I have seen a ship in a well
and a compass in bed

what will become of all my promise
in a quiet life


Erasure poem derived from The Diary of Samuel Pepys, Saturday 30 April 1664.

Surveilling

It’s difficult to practice for
the unseen, prepare for the unknown.
Meanwhile, dandelions release

their small planet load of white-
tendriled paratroopers; chickweed,
purslane, yellow oxalis creep

along the fence. Some nights,
humid, sulphurous smells come in
from the beach. Some days, we turn away

persistent salesmen from our doors.
We warn the neighbors. We plant
ourselves across the threshold.

 

In response to Via Negativa: Grind.

Grind

Up betimes, and with Sir W. Rider and Cutler to White Hall.
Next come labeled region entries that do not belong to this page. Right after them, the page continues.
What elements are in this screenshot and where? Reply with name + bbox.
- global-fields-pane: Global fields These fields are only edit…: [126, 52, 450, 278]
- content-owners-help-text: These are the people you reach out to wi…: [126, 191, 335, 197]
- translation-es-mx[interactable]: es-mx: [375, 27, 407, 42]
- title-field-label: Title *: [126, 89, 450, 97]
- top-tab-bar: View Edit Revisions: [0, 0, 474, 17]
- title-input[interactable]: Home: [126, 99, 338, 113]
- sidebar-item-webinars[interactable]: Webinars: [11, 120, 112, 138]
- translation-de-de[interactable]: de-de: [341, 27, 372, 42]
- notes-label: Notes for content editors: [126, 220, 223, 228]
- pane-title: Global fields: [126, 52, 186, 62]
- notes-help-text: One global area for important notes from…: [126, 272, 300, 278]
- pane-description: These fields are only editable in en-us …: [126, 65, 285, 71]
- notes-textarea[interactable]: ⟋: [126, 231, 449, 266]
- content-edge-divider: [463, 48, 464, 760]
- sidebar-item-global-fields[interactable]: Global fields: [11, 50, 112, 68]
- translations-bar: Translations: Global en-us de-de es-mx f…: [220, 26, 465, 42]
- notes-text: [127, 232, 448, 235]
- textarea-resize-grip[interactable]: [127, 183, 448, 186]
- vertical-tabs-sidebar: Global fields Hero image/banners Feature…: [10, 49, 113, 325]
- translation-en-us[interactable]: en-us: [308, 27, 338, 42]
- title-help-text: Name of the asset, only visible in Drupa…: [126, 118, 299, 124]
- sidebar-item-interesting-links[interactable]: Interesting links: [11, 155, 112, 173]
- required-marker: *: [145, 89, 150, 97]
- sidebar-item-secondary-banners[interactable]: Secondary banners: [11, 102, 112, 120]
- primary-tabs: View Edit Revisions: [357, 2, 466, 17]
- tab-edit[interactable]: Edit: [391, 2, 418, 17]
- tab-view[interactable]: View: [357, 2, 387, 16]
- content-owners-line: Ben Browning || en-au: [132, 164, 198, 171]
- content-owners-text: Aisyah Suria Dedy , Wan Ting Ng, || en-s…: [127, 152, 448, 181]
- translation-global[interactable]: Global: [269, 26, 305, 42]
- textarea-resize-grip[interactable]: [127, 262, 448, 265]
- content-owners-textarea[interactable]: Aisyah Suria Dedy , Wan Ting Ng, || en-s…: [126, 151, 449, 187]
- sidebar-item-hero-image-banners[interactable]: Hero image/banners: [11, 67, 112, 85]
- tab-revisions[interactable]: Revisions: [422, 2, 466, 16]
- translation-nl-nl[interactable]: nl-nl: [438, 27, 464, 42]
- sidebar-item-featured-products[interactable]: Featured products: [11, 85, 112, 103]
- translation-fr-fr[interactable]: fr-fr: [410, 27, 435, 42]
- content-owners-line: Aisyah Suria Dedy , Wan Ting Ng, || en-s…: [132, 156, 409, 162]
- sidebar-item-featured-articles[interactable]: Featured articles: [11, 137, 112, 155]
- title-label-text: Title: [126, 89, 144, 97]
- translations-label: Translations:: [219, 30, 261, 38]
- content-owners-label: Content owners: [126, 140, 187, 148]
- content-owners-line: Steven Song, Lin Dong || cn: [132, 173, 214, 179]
Rider and I to St. James’s, and there with Mr. Coventry did proceed strictly upon some fooleries of Mr. Povy’s in my Lord Peterborough’s accounts, which will touch him home, and I am glad of it, for he is the most troublesome impertinent man that ever I met with. Thence to the ‘Change, and there, after some business, home to dinner, where Luellin and Mount came to me and dined, and after dinner my wife and I by coach to see my Lady Sandwich, where we find all the children and my Lord removed, and the house so melancholy that I thought my Lady had been dead, knowing that she was not well; but it seems she hath the meazles, and I fear the small pox, poor lady. It grieves me mightily; for it will be a sad houre to the family should she miscarry. Thence straight home and to the office, and in the evening comes Mr. Hill the merchant and another with him that sings well, and we sung some things, and good musique it seemed to me, only my mind too full of business to have much pleasure in it. But I will have more of it. They gone, and I having paid Mr. Moxon for the work he has done for the office upon the King’s globes, I to my office, where very late busy upon Captain Tayler’s bills for his masts, which I think will never off my hand. Home to supper and to bed.

times touch and trouble us
where we move
melancholy as an ox
the work done for the office
the office never off


Erasure poem derived from The Diary of Samuel Pepys, Friday 29 April 1664.